Talvez inspirada na destruição por nanobots no filme “Eu, robô”, baseado em conto de Asimov, de um computador malévolo, surgiu a metáfora citada acima. Ao construirmos pequenos robots que agem em grupo, e podem ser em grande número, para que eles cumpram determinadas tarefas devem, quase que obrigatoriamente, ter algum comportamento autônomo. A inteligência “emergente” pode ser muito mais difícil de prever e controlar do que nos casos em que é centralizada.
Leve spoil abaixo.
No filme Hated in the Nation, da série Black Mirror, uma referência de Dupuy, René Girard, e sua teoria mimética sobre a violência pode iluminar também o nosso comportamento embutido no “Jogo das consequências”.
Girard compreende o ser humano como uma criatura que não sabe o que desejar e dessa forma se vira para modelos na tentativa de preencher sua mente, imitando o que os outros desejam. O desejo mimético é constitutivo da natureza humana; é o desejo de ter o bem do outro que Girard encontrou como constante antropológica embasando suas conclusões em exegeses de textos das mais variadas culturas. A tese do antropólogo é simples, mas com conseqüências perturbadoras. Primeiro, não somos auto-suficientes ou indivíduos plenos como a modernidade nos ensinou. Segundo, invejamos ou admiramos modelos para nos guiar nos corredores da vida, contudo quando invejamos um objeto, pessoa ou idéia que outros detêm ou também invejam engendramos conflitos que podem irromper num sacrifício, seja ele com a eliminação física como Caim fez com Abel, seja ele por meio de um sacrifício simbólico, colocando um colega de profissão no ostracismo ou por meio do assédio moral e psicológico, por exemplo, fenômenos tão típicos de nossa sociedade.

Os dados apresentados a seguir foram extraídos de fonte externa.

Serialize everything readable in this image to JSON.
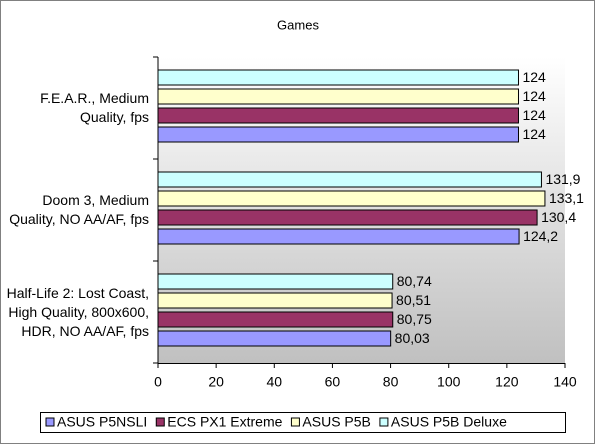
{
  "chart_data": {
    "type": "bar",
    "orientation": "horizontal",
    "title": "Games",
    "categories": [
      "F.E.A.R., Medium Quality, fps",
      "Doom 3, Medium Quality, NO AA/AF, fps",
      "Half-Life 2: Lost Coast, High Quality, 800x600, HDR, NO AA/AF, fps"
    ],
    "series": [
      {
        "name": "ASUS P5NSLI",
        "color": "#9999ff",
        "values": [
          124,
          124.2,
          80.03
        ],
        "value_labels": [
          "124",
          "124,2",
          "80,03"
        ]
      },
      {
        "name": "ECS PX1 Extreme",
        "color": "#993366",
        "values": [
          124,
          130.4,
          80.75
        ],
        "value_labels": [
          "124",
          "130,4",
          "80,75"
        ]
      },
      {
        "name": "ASUS P5B",
        "color": "#ffffcc",
        "values": [
          124,
          133.1,
          80.51
        ],
        "value_labels": [
          "124",
          "133,1",
          "80,51"
        ]
      },
      {
        "name": "ASUS P5B Deluxe",
        "color": "#ccffff",
        "values": [
          124,
          131.9,
          80.74
        ],
        "value_labels": [
          "124",
          "131,9",
          "80,74"
        ]
      }
    ],
    "xlim": [
      0,
      140
    ],
    "xticks": [
      0,
      20,
      40,
      60,
      80,
      100,
      120,
      140
    ],
    "legend": "bottom"
  }
}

Mas o que é o cerne do terror são criaturas artificiais bem pequenas criadas para sanar as consequências de estarmos em pleno “antropoceno”. No livro de Elizabeth Kolbert é citado como o termo “antropoceno” foi cunhado e o que significa:
“Crutzen escreveu sua ideia num breve ensaio, “Geologia da espécie humana”, publicado pela revista Nature. “Parece apropriado atribuir o termo ‘Antropoceno’ ao presente, uma época geológica de muitas formas dominada pelo homem”, observou. Entre as várias mudanças de escala geológica efetuadas pelo homem, Crutzen citou as seguintes:
- A atividade humana transformou algo entre um terço e a metade da superfície terrestre do planeta.
- A maior parte dos principais rios foi represada ou desviada.
- As fábricas de fertilizantes produzem mais nitrogênio do que é gerado naturalmente por todos os ecossistemas terrestres.
- A atividade pesqueira retira mais de um terço da produção primária das águas litorâneas dos oceanos.
- Os seres humanos utilizam mais da metade do escoamento de água doce de fácil acesso.
Elizabeth Kolbert
in A sexta extinção: Uma história não natural
E hoje em dia fica cada vez mais flagrante que o Estado deseja vigiar a todos. E isto aparece no episódio (“Tudo bem, o governo é uma merda. Todos sabemos disso.”). E o Estado justifica a vigilância pelo desejo “natural” de todos por segurança. Mas parece que um desejo de segurança contra os abusos do Estado está cada vez mais emergindo, apesar da propaganda sobre o “terrorismo”.